Step 5: Consider the HSA Opportunity

If you enroll in a qualifying High-Deductible Health Plan, you can open a Health Savings Account. In 2026, you can contribute up to $4,300 as an individual or $8,550 for a family.

HSA money is triple tax-advantaged: contributions are pre-tax, growth is tax-free, and withdrawals for qualified medical expenses are tax-free. Unused funds roll over every year and can be invested. Many people use HSAs as a secondary retirement account.

If you are healthy, in a high tax bracket, and do not expect major medical expenses, an HDHP-plus-HSA combination can be one of the best financial moves you make during open enrollment.

Step 6: Do Not Ignore Dental and Vision

Most health insurance plans do not include dental or vision coverage. During open enrollment, you often have the option to add standalone dental and vision plans. If you or your family regularly uses these services, adding them is usually worth the cost.

For dental, look at the annual maximum benefit (typically $1,000 to $2,000) and whether orthodontia is covered. For vision, check whether your preferred eye doctor is in-network and what the allowance is for frames or contacts.

Common Mistakes to Avoid

  • Auto-renewing without comparing: Plans change every year. Premiums go up, networks shift, and formularies change. Always review your options even if you plan to stay on your current plan.
  • Choosing based on premium alone: The cheapest monthly payment is not always the cheapest plan overall.
  • Skipping coverage entirely: Going uninsured is a significant financial risk. One hospitalization can cost tens of thousands of dollars.
  • Missing the deadline: Open enrollment windows are firm. Put the dates in your calendar and act early.

If You Miss Open Enrollment

If you miss the window, you have limited options. You can qualify for a Special Enrollment Period if you experience a qualifying life event: losing job-based coverage, getting married, having a baby, moving to a new state, or losing Medicaid eligibility.

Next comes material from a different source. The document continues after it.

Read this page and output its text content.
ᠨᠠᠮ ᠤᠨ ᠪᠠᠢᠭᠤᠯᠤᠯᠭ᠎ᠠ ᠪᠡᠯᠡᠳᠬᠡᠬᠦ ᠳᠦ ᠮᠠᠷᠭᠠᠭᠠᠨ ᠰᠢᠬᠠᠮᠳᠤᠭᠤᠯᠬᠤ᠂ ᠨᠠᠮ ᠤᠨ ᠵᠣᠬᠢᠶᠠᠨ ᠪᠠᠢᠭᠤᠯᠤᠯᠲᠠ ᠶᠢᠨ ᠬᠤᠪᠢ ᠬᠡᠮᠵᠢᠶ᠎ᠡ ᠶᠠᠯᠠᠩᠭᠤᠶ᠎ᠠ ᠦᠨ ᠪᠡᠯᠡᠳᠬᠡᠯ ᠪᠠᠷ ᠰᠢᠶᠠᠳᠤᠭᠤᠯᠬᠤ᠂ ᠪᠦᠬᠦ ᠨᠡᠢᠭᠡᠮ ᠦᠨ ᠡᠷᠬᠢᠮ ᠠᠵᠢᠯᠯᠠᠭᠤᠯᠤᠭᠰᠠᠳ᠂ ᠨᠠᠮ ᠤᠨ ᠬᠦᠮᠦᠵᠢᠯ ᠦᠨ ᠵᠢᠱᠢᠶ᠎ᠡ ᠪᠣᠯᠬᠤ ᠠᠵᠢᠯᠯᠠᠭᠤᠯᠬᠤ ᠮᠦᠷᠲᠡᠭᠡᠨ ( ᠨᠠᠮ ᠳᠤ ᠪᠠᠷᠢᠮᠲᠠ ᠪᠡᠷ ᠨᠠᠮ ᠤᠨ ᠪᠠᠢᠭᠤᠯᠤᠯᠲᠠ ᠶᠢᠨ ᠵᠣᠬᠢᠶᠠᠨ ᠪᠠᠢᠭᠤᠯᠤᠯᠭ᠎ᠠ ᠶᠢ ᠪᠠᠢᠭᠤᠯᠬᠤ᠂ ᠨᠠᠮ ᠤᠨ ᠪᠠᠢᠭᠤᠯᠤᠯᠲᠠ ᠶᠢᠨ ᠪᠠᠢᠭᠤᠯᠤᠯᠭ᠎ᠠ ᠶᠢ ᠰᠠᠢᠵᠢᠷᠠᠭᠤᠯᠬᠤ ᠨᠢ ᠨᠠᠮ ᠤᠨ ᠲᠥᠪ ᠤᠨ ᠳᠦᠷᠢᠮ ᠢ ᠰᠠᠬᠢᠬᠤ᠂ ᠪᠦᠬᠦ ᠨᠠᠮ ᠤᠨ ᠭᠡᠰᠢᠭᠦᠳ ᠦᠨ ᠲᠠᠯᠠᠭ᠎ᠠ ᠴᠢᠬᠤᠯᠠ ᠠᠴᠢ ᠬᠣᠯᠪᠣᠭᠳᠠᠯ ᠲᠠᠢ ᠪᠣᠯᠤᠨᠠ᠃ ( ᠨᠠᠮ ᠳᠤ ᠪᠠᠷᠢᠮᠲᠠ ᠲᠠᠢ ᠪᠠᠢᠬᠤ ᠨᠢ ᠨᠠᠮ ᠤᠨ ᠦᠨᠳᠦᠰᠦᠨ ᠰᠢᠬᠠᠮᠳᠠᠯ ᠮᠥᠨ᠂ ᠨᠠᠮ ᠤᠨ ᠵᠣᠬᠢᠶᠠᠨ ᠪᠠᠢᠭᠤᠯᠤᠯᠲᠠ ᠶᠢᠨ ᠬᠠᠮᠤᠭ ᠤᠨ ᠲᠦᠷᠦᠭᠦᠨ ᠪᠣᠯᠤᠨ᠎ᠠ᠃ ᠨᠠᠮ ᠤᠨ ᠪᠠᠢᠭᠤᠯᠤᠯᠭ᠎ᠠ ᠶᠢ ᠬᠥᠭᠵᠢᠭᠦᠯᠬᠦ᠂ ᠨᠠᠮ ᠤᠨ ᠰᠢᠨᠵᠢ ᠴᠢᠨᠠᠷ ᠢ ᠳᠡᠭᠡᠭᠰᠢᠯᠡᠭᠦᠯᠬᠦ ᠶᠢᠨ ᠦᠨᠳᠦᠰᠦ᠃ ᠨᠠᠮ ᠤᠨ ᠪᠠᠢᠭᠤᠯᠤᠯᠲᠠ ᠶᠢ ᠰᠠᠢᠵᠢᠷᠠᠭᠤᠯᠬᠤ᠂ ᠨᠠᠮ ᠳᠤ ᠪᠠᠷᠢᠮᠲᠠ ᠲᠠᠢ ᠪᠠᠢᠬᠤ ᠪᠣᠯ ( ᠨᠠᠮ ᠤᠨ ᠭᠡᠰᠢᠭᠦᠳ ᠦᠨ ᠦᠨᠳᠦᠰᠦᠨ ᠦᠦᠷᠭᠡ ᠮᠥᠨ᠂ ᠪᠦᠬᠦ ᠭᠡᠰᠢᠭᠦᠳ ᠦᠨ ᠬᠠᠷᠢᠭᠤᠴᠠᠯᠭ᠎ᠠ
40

Medicaid and the Children’s Health Insurance Program (CHIP) have rolling enrollment — you can apply at any time if your income qualifies. Check HealthCare.gov to see if you are eligible.

Bottom Line

Choosing health insurance is one of the most consequential financial decisions you make each year. Take an hour to run the math, check your network, verify your prescriptions, and compare your out-of-pocket maximums. The right plan depends on your health, your budget, and what financial risk you can absorb — not just which plan has the lowest monthly payment.